Using NPL to generate datasets from neural networks is where phishing campaigns can originate, as phishing aims to attract unsuspecting users with generated sentences that would encourage the user to click on.

SNAP_R generates the fake tweets using two types of recurrent neural networks: 1) Markov Models and 2) Long Short-Term Memory (LSTM).

Markov Models is used for automated speech, or generating words and stringing sentences based on word repetition. When the SNAP_R is presented with a target Twitter profile as training data, which are used to describe a sequence of possible next words, the probability of each word depends only on the state attained in the previous event. SNAP_R leveraging this model is instantaneous at only a few seconds. However, because the training is entirely depending on the previous exact sets of words and how long a Twitter user held an account, the sentences it can generate in a tweet can sound nonsensical.

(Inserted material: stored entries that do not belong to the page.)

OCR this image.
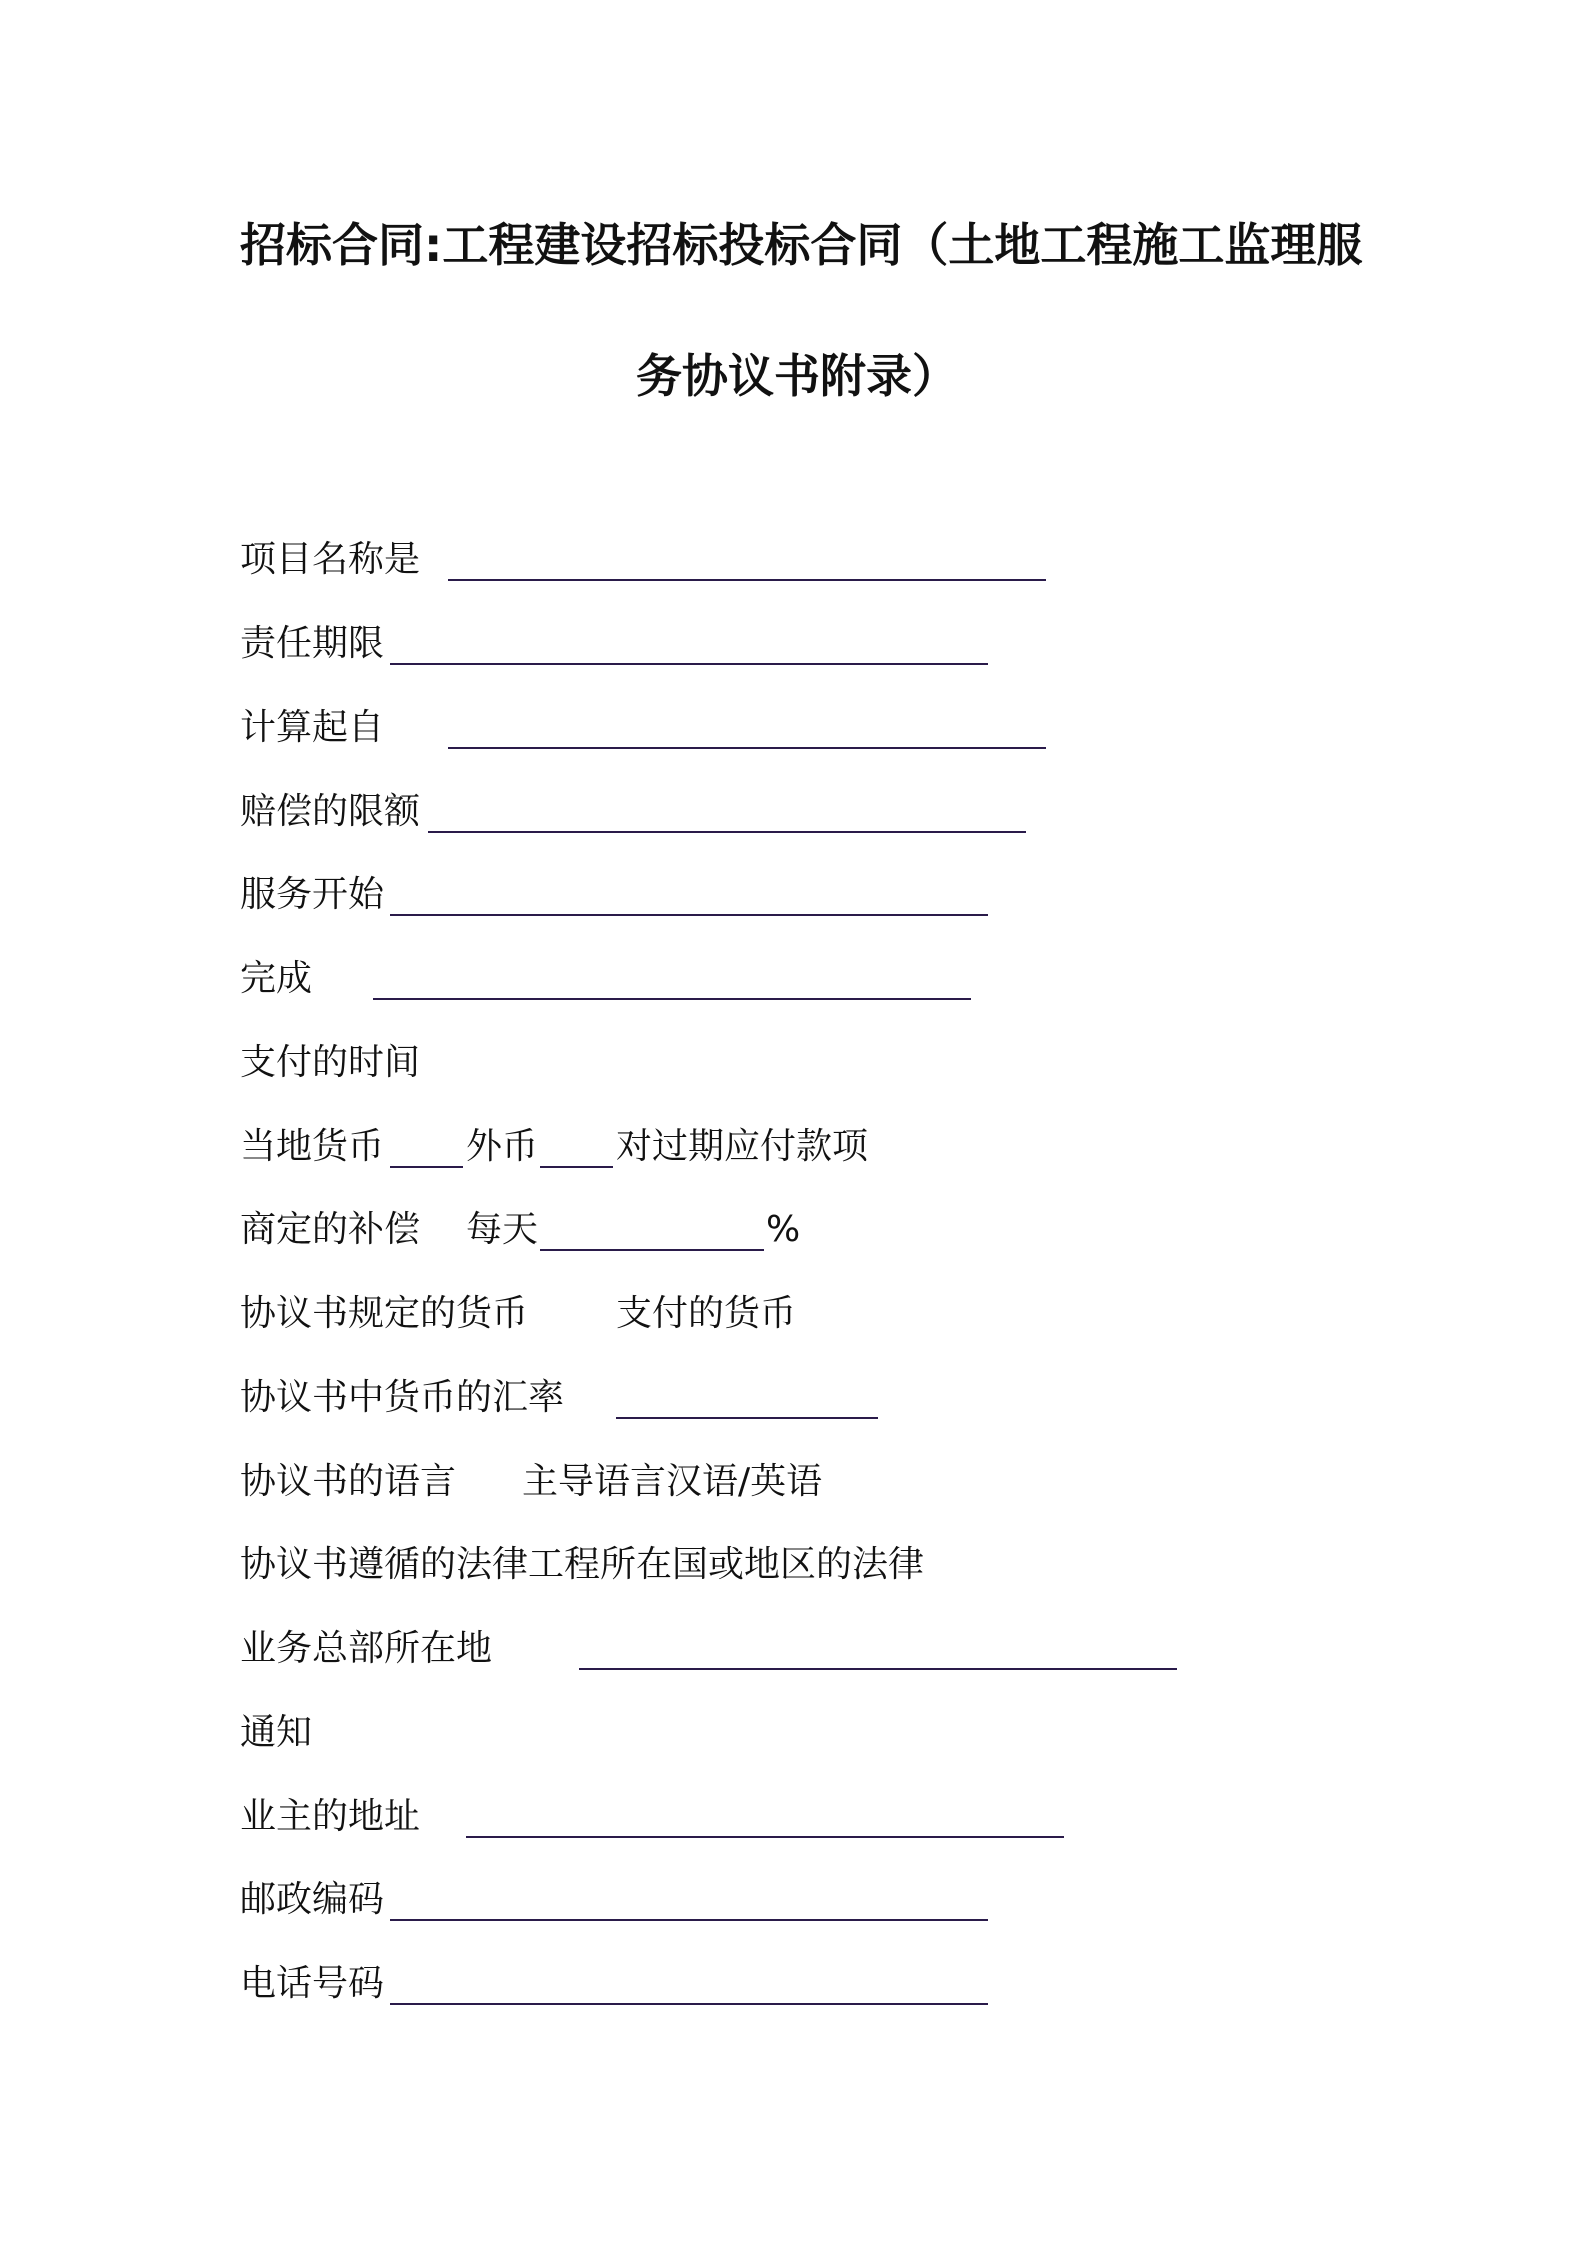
招标合同:工程建设招标投标合同（土地工程施工监理服
务协议书附录）
项目名称是
责任期限
计算起自
赔偿的限额
服务开始
完成
支付的时间
当地货币 外币 对过期应付款项
商定的补偿 每天	%
协议书规定的货币 支付的货币
协议书中货币的汇率
协议书的语言 主导语言汉语/英语
协议书遵循的法律工程所在国或地区的法律
业务总部所在地
通知
业主的地址
邮政编码
电话号码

LSTM is a slightly more advanced neural network in which the network has a deeper representation of natural language. They differ from Markov Models by being able to generalize the contextualization of a sentence when predicting the next word, while at the same time discarding previous words. LSTMs have been used extensively for NLP because language is naturally sequential and words that are separated by a large distance may still be related to each other. In the application to SNAP_R, LSTMs have a greater chance of generating a false tweet with higher clickthroughs. However, the increase in accuracy of LSTMs is time-consuming since they require more days and data to train.

Recurrent neural networks can solve the problem of NPL, or how to address interactions between computers and human (natural) languages, as opposed to traditional neural networks. These networks have a loop structure that enables information to be kept continuously, and target consistent wording to generate the correct sentence.

When using speech tagging in neural networks overtime, so can potential phishing campaigns. This would be perfect in case use for Twitter due to the short 140-character message limit for “tweets,” use of shortened links to meet the 140 character limit, bot-friendly API, and the wide-acceptance of using short-hand/broken English. As a result, SNAP_R boasts a >30% accuracy success rate compared to mostly automated phishing at 5-14% accuracy and stacking up to spear phishing at 25% accuracy. Due to the speech and amount of tweets that are generated, SNAP_R’s net return is significantly higher.

Takeaway

The researchers claim the research to be “the world’s first automated end to end spear phishing campaign generator for Twitter.” The purpose is primarily for educational use and a security assessment tool of internal pentesting, staff recruitment, or social engagement. Since Twitter as a social media tool is used as a public space, users can be more susceptible to phishing than email phishing campaigns.

Through using similar attack methods as actual adversaries, machine learning can provide insight into how they can be used offensively to automate spear phishing campaigns. With the abundance of data available in social media networks, they can be manipulated for social engineering. SNAP_R as a whitehat experiments has larger implications that this type of phishing could be replicated across other social media networks just as easily if adversaries invest in the time and training data for themselves.